Antes de tudo convém esclarecer quando a prescrição pode ser argüida, e ainda, se precisa ser argüida.

Para efeito de explicitação de entendimento, é importante deixar claro desde logo que o termo inicial dos prazos de prescrição remonta à violação do direito, ou seja, o momento de surgimento da pretensão. E considerando-se que a prescrição somente pode ser interrompida uma vez, na forma do art. 202/NCC, o manejo de atos volitivos tendentes à sua efetivação precisa ser bem ponderado, sob pena de eventual interrupção irrefletida conduzir ao fracasso da pretensão. Assim, um protesto ou uma demanda arquivada podem ser fatais, porquanto mesmo em demanda extinta sem resolução de mérito os efeitos da interrupção da prescrição se expandem.

Vale ressaltar que o preceito em análise é de aplicação integral no direito do trabalho, estendendo seus efeitos para o processo do trabalho, sendo certo que a regra ali contida (possibilidade única de interrupção da prescrição) seja, talvez, a que mais espaço abriu para a plena efetivação da prescrição intercorrente.

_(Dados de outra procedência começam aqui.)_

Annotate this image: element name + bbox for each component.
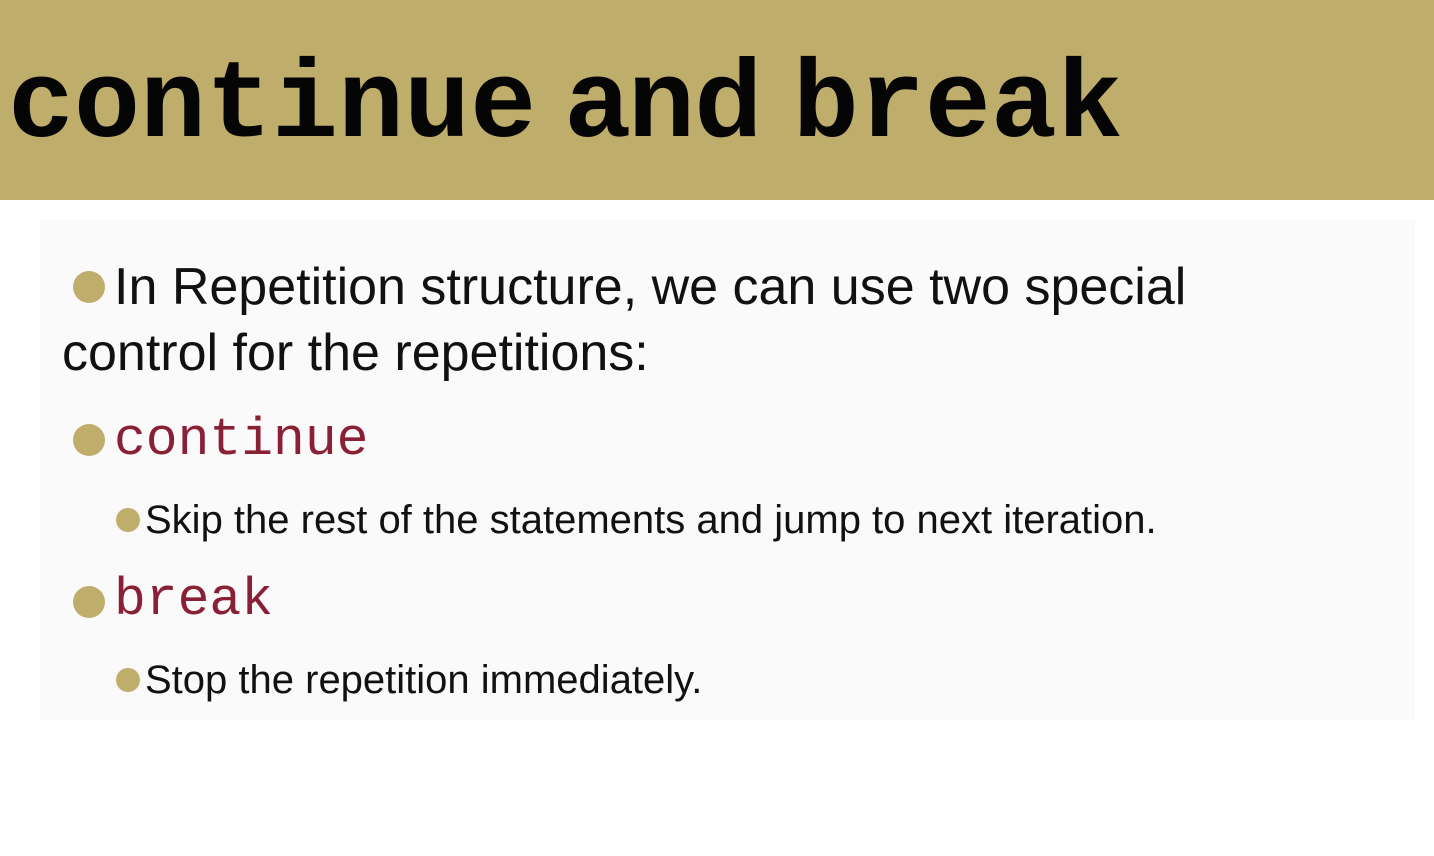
bullet-break bbox=[73, 586, 105, 618]
slide-title: continue and break bbox=[8, 24, 1123, 183]
intro-text-line-2: control for the repetitions: bbox=[62, 324, 649, 382]
bullet-break-desc bbox=[116, 668, 140, 692]
intro-text-line-1: In Repetition structure, we can use two … bbox=[114, 258, 1187, 316]
continue-keyword: continue bbox=[114, 410, 369, 470]
bullet-continue bbox=[73, 424, 105, 456]
bullet-continue-desc bbox=[116, 508, 140, 532]
break-description: Stop the repetition immediately. bbox=[145, 658, 703, 702]
bullet-intro bbox=[73, 271, 105, 303]
title-keyword-continue: continue bbox=[8, 45, 537, 170]
title-connector: and bbox=[566, 37, 763, 160]
title-keyword-break: break bbox=[792, 45, 1123, 170]
break-keyword: break bbox=[114, 570, 274, 630]
continue-description: Skip the rest of the statements and jump… bbox=[145, 498, 1157, 542]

A prescrição intercorrente, contudo, é um instituto cuja atuação do tempo lhe é essencial. No dizer de José Manoel Arruda Alvim (ALVIM, 2.006, p. 26), rigorosamente, por cada ato do processo, interrompe-se a prescrição, novamente, sempre com a inutilização do período já decorrido. E só a partir da inércia, quando ao autor couber a prática de ato, e este não vier a ser praticado, durante o prazo superior ao da prescrição é que ocorrerá a prescrição intercorrente.

A grande indagação é saber como e quando, havendo a interrupção, esta recomeça a correr, sendo que de acordo com o entendimento esposado por Ilse Lora (LORA, 2.001, p. 163), “conta-se o prazo do último ato processual praticado no feito, com intimação das partes”.

Exercendo-se a pretensão em juízo, interrompe-se a fluência do prazo de material, bastando a mera distribuição do feito no processo do trabalho, ou a determinação de citação no processo comum, inteligência do inciso I, do art. 202/NCC e § 4º, do art. 219/CPC. A partir do momento em que se interrompeu o prazo prescricional, outro (integral) começa a fluir, que é exatamente o prazo da prescrição intercorrente.

Não sendo a matéria tratada na Teoria Geral do Direito, como deveria, quer parecer que a regra contida no Direito Civil, e, portanto, destinada a toda a sociedade, busca esclarecer a questão, ao estabelecer no artigo 193/NCC, que a prescrição pode ser alegada em qualquer grau de jurisdição, pela parte a quem aproveita.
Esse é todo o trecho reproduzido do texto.